The new DIN standard is expected to provide the greatest benefit to SMEs, which account for over three million businesses in Germany and therefore define the structure of the German economy. These companies will be able to better utilize outsourcing in order to structure their business processes more efficiently. Professor Markus Nu?ttgens of the University of Hamburg, who participated in the development of the standard and specializes in Business IT: “Especially SMEs can benefit from this, as they generally cannot afford their own consultants.” Consequently the German market for outsourcing services, characterized in recent years by strongly increasing demand, receives an additional boost.
According to NelsonHall, annual growth rates for the German BPO market are forecast at around seven percent. By 2013, the BPO market in Germany is expected to have reached an estimated revenue volume of EUR 14.4 billion. Approximately one third of German companies plan to outsource business processes within the next two-years, creating a number of opportunities for international and domestic companies in a growing industry.

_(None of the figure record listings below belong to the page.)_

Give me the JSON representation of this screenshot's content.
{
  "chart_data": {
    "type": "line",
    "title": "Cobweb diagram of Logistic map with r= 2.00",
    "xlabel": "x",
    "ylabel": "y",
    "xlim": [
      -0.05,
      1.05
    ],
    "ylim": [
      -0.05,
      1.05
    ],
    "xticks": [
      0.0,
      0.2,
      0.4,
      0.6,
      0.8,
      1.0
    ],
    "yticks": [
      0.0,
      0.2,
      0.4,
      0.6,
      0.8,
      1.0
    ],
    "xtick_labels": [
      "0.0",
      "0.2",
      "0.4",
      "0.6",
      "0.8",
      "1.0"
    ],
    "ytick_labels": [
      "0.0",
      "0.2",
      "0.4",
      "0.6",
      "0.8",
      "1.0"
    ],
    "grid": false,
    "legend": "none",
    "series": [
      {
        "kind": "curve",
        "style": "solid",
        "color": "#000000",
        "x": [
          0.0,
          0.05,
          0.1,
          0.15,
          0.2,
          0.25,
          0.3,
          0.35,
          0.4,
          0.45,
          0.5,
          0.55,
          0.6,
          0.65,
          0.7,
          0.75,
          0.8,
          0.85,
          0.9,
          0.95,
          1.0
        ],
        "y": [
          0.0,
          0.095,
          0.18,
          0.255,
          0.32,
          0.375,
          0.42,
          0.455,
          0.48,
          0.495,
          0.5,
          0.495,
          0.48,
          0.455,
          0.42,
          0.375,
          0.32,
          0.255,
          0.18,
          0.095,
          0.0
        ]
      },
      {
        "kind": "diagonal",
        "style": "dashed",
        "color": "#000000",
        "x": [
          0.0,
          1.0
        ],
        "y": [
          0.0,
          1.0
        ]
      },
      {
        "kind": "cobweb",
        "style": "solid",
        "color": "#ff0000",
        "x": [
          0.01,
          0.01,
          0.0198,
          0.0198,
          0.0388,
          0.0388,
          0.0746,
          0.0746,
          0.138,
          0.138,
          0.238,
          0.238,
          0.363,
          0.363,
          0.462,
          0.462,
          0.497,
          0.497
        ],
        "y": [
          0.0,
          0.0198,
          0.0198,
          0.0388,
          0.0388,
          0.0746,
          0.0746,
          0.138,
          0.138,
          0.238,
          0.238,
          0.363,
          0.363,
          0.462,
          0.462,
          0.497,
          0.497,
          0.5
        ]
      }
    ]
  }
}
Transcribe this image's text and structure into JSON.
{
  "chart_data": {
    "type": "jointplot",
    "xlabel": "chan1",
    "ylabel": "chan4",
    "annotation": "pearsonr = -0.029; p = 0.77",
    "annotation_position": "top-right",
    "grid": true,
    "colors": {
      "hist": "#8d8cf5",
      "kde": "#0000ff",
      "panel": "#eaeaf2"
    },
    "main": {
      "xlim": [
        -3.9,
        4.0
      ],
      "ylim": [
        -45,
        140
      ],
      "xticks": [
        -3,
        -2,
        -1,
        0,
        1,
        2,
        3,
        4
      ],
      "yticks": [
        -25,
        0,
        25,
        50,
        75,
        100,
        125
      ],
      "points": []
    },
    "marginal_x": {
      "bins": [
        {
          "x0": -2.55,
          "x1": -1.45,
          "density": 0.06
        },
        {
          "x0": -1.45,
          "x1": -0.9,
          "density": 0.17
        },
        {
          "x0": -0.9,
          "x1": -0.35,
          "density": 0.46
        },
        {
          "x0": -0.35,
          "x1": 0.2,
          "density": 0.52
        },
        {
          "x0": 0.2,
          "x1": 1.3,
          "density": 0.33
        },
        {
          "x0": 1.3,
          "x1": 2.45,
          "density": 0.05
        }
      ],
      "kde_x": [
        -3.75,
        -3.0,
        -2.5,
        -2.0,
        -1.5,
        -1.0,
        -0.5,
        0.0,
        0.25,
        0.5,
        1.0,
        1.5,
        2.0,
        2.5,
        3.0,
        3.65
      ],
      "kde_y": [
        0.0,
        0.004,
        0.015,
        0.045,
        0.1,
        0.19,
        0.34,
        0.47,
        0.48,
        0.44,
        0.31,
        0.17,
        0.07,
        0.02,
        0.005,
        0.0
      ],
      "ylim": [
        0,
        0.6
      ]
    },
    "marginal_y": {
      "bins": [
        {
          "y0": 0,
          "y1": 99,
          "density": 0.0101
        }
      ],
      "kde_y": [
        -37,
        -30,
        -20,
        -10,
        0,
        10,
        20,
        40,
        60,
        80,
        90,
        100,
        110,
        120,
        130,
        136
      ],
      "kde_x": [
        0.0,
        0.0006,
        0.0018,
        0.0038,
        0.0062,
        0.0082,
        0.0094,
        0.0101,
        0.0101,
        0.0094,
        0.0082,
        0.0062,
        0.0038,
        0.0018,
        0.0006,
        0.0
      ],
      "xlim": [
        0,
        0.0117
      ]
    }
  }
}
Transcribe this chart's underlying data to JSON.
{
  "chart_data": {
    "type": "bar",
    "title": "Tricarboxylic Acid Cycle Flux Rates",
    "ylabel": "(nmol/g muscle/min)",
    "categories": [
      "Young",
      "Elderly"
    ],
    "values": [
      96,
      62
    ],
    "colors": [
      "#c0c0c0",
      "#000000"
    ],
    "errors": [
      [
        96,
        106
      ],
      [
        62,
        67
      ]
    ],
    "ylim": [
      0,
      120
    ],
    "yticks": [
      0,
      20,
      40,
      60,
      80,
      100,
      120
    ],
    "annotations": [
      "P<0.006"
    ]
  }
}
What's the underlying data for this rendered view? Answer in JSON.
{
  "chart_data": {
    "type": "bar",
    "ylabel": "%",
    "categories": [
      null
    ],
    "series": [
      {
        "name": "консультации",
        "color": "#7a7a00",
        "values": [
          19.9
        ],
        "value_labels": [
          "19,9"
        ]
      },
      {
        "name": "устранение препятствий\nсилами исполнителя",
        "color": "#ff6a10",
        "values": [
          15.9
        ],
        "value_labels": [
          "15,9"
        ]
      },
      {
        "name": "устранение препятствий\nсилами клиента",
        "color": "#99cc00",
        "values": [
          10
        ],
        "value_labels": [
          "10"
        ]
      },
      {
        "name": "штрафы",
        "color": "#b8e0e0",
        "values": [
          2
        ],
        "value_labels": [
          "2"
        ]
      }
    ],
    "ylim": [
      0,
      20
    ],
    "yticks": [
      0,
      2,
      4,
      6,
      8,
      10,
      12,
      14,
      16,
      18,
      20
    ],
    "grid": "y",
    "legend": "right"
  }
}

With a population of 82 million, Germany is Europe’s largest market and therefore an attractive location to locally serve clients’ needs. A number of companies are currently active in the German outsourcing industry. Nevertheless, market entry conditions remain attractive for new vendors, as the BPO market is not dominated by any single player. The top 20 BPO providers claim less than 30 percent of total market share.
For outsourcing service providers seeking an ideal business location to serve a broad customer base, Germany’s highly trained personnel provide a key advantage. The country’s dual education system, which combines the benefits of classroom-based and on-the-job training, provides companies with a broad array of highly qualified and motivated employees at competitive costs. Labor turnover rates as low as five to ten percent also minimize substitute recruitment and training costs, increasing stability and reliability for providers of outsourcing.